To avoid injecting a fault into their users’ programs in execution
environments that do not correctly align SP, software development tools
should offer an option (Q-o-I) to repair the C library’s stdarg.h macros
va_start
and va_arg
, as follows.
(We assume va_start
expands to a call to the intrinsic function __va_start
,
and va_arg
to a call to __va_arg
. It is already very difficult – or
impossible – to implement va_start
and va_arg
in a way that evaluates each
argument only once – as required by the C standard – without the assistance
of at least one intrinsic function).
__va_start
should return a pointer value ap
with bit[1] set if SP was 4
modulo 8 on entry to the containing function.
- The function containing the call to
__va_start
has the variadic parameter list allocated in the stack frame. - Because arguments are guaranteed to be 4-byte aligned (by C’s argument
promotion rules and the AAPCS requirement that SP be 4-byte aligned at
all instants), bits[1:0] of
ap
are otherwise 0. - Coding the SP-misaligned case as 1 produces a
__va_start
compatible with an ordinary (not repaired)__va_arg
in conforming environments in which SP is 0 modulo 8 at function entry.
If T is a data type requiring 8-byte alignment, __va_arg(ap, T)
must
increment the pointer it calculates by 4 bytes (to skip a padding word
inserted at compile time) if:
(bit[1] of ap is 0 and bit[2] of ap is 1) or (bit[1] of ap is 1 and bit[2] of ap is 0).
Whatever the sort of T, __va_arg(ap, T)
must clear bit 1 of the pointer it
calculates before dereferencing it.
- This implementation of
__va_arg
is compatible with an ordinary (not repaired)__va_start
in conforming environments in which SP is 0 modulo 8 at function entry and bit 1 ofap
is always 0.
Armv7M is unique in making it possible (absent the problem discussed in this advisory note) to attach an AAPCS-conforming function directly to an exception vector.
(Under previous architecture versions and other architecture strands, some ‘glue’ code is required between an exception vector and an AAPCS-conforming function.

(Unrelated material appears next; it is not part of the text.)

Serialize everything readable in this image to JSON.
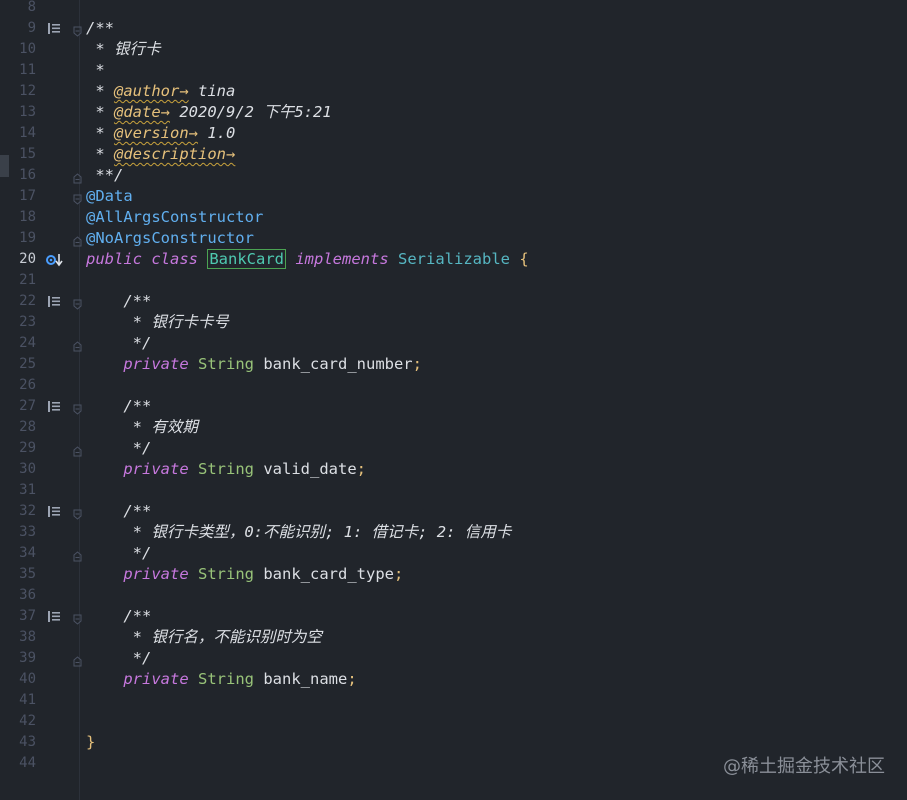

Usually, an OS, RTOS, or run-time system provides this code. Considerations relating to such systems were discussed in Operating systems and run-time environments).
Cortex-M3 is the first implementation of Armv7M.
Revision 0 of Cortex-M3 (CM3_r0) does not align SP to a multiple of 8 on entry to exceptions.
Users of CM3_r0 must take appropriate precautions if the correctness of their software might depend on the alignment of stack-allocated data presumed by development tools to be 8-byte aligned.
Revision 1 of Cortex-M3 will offer a configurable option to align SP to a multiple of 8 on entry to exceptions.
A future revision of the M profile architecture will require SP to be 8-byte aligned on entry to exceptions.